The Connecticut Commission on Human Rights and Opportunities just released their annual statistics. For employers, understanding the trend lines represents an opportunity to focus on areas of compliance.  You can download the statistics here.

Here are three key takeaways:

  1. Employment Discrimination Claims Rise. With unemployment relatively low, the prevailing wisdom among employment lawyers has always been that the number of lawsuits against employers will also be low. However, year-over-year claims filed with the CHRO are actually up. In the Fiscal Year ending on June 30, 2018, there were 2091 claims filed, up from 1963 filed in 2017.  While statistics do not tell the whole story, a rise in claims over the last year is notable.
  2. Sexual Harassment Claims Filed are Up. Big. The number of sexual harassment claims filed at the CHRO this past fiscal year totaled 235, up from 145 in 2017, and 135 the prior year. You do not need a math degree to see that claims are up a staggering 62 percent over the prior year.  That increase may help explain the rise of the number of claims filed at the CHRO generally.
  3. Case Assessment Review is Alive and Well. The CHRO began to review cases more closely in the last year and centralized the process for doing so.  As a result, a significant number of cases are now being dismissed on Case Assessment Review even before any mediation or fact-finding.  All told, 360 cases were dismissed on CAR, up from 168 the prior year and about 130 two years ago (when both Case Assessment Review, and its predecessor “Merit Assessment Review” were being used).

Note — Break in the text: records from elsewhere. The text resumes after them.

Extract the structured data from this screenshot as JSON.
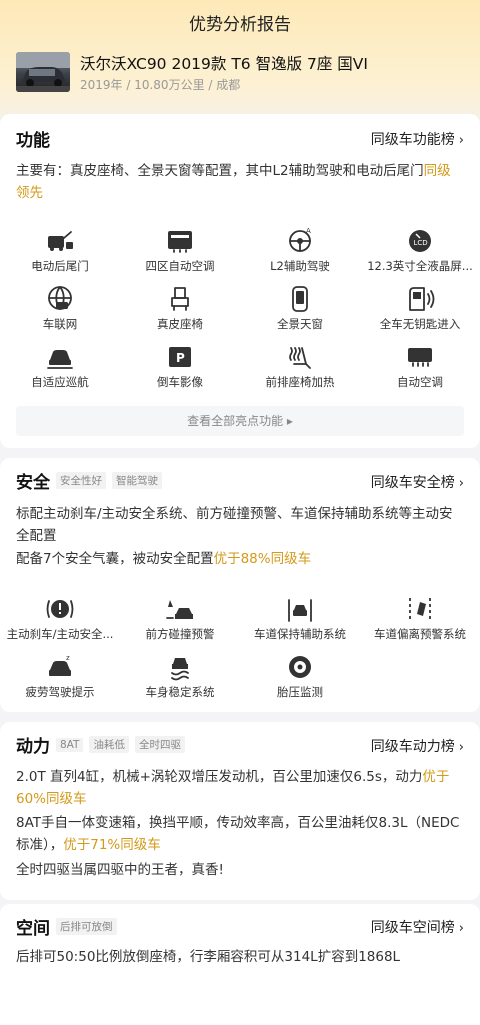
{
  "page_title": "优势分析报告",
  "car": {
    "name": "沃尔沃XC90 2019款 T6 智逸版 7座 国VI",
    "meta": "2019年 / 10.80万公里 / 成都"
  },
  "function": {
    "title": "功能",
    "rank_link": "同级车功能榜",
    "desc_main": "主要有：真皮座椅、全景天窗等配置，其中L2辅助驾驶和电动后尾门",
    "desc_highlight": "同级领先",
    "features": [
      {
        "label": "电动后尾门",
        "icon": "power-tailgate-icon"
      },
      {
        "label": "四区自动空调",
        "icon": "four-zone-ac-icon"
      },
      {
        "label": "L2辅助驾驶",
        "icon": "l2-assist-icon"
      },
      {
        "label": "12.3英寸全液晶屏...",
        "icon": "lcd-dashboard-icon"
      },
      {
        "label": "车联网",
        "icon": "connected-car-icon"
      },
      {
        "label": "真皮座椅",
        "icon": "leather-seat-icon"
      },
      {
        "label": "全景天窗",
        "icon": "panoramic-roof-icon"
      },
      {
        "label": "全车无钥匙进入",
        "icon": "keyless-entry-icon"
      },
      {
        "label": "自适应巡航",
        "icon": "adaptive-cruise-icon"
      },
      {
        "label": "倒车影像",
        "icon": "reverse-camera-icon"
      },
      {
        "label": "前排座椅加热",
        "icon": "seat-heating-icon"
      },
      {
        "label": "自动空调",
        "icon": "auto-ac-icon"
      }
    ],
    "view_all": "查看全部亮点功能 ▸"
  },
  "safety": {
    "title": "安全",
    "tags": [
      "安全性好",
      "智能驾驶"
    ],
    "rank_link": "同级车安全榜",
    "desc1": "标配主动刹车/主动安全系统、前方碰撞预警、车道保持辅助系统等主动安全配置",
    "desc2_main": "配备7个安全气囊，被动安全配置",
    "desc2_highlight": "优于88%同级车",
    "features": [
      {
        "label": "主动刹车/主动安全...",
        "icon": "active-brake-icon"
      },
      {
        "label": "前方碰撞预警",
        "icon": "collision-warning-icon"
      },
      {
        "label": "车道保持辅助系统",
        "icon": "lane-keep-icon"
      },
      {
        "label": "车道偏离预警系统",
        "icon": "lane-departure-icon"
      },
      {
        "label": "疲劳驾驶提示",
        "icon": "fatigue-alert-icon"
      },
      {
        "label": "车身稳定系统",
        "icon": "stability-control-icon"
      },
      {
        "label": "胎压监测",
        "icon": "tire-pressure-icon"
      }
    ]
  },
  "power": {
    "title": "动力",
    "tags": [
      "8AT",
      "油耗低",
      "全时四驱"
    ],
    "rank_link": "同级车动力榜",
    "desc1_main": "2.0T 直列4缸，机械+涡轮双增压发动机，百公里加速仅6.5s，动力",
    "desc1_highlight": "优于60%同级车",
    "desc2_main": "8AT手自一体变速箱，换挡平顺，传动效率高，百公里油耗仅8.3L（NEDC标准），",
    "desc2_highlight": "优于71%同级车",
    "desc3": "全时四驱当属四驱中的王者，真香!"
  },
  "space": {
    "title": "空间",
    "tags": [
      "后排可放倒"
    ],
    "rank_link": "同级车空间榜",
    "desc": "后排可50:50比例放倒座椅，行李厢容积可从314L扩容到1868L"
  },
  "colors": {
    "accent": "#d39a1a",
    "header_bg": "#fde9b8"
  }
}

For employers, these trends mean that employers must remain vigilant in ensuring that its employment decisions are free from discrimination.  Employers should also redouble their efforts on sexual harassment prevention training and update their policies and procedures.  If you are an employer that has a claim filed against you, consider filing a position statement and strongly challenging the claim so that you have an argument as to why a dismissal is appropriate.